Attends University of Lancaster. Influential university courses and teachers. First encounter with problem solving in a lab. Intellectual climate at Cambridge University--Seeks a position in the Frederick Sanger lab at Cambridge University. Accepted into the Bart Barrell lab at the Medical Research Council Laboratory of Molecular Biology at Cambridge University.
Sequences Epstein-Barr virus (EBV) DNA in Barrell's lab. Develops innovative protocol for running gels. Postdoc in the Robert Tjian lab at University of California, Berkeley. Work on biochemical mechanisms for regulation of patterns of gene expression in Drosophila in the Tjian lab. Focus on even-skipped (eve). Starts up lab at Yale University with a dual focus on zeste, GAGA, and NTF, and on homeodomain proteins.
Accepts professorship in Department of Molecular Biophysics and Biochemistry at Yale University. Science funding in US compared to England. Difficulty of developing a biochemical model of how transcription factors work. Work on eve, fushi-taruzu (ftz), and UBX in vivo. Proteins binding in vivo. promiscuous homeodomain binding. Gene regulation, Zeste, GAGA, and NTF and expression. Regulatory redundancy.

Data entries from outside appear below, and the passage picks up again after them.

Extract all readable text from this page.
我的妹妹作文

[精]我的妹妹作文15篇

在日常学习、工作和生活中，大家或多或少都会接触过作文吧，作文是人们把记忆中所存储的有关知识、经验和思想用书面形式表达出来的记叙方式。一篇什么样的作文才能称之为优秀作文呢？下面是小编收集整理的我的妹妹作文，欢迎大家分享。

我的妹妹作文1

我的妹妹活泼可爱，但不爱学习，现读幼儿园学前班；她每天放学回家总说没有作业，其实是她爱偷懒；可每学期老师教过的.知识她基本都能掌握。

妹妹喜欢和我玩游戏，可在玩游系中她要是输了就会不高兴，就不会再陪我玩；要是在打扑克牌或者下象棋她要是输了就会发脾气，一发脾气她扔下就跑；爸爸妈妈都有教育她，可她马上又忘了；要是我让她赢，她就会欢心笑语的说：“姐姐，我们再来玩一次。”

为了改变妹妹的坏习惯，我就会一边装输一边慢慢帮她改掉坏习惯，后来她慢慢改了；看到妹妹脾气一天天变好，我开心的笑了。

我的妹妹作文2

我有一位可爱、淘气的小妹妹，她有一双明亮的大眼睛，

How graduate students enter the lab and choose their projects. Biggin's input on student publications. Controversy generated by Biggin's work. Science funding in the United States compared to England. The pressure to produce results for grant renewal. Future of developmental biology. Human Genome Project. Resources available to the Drosophila research community.
Teaching and advisory responsibilities. Lab safety regulations. The "no-rules" rule of scientific discovery.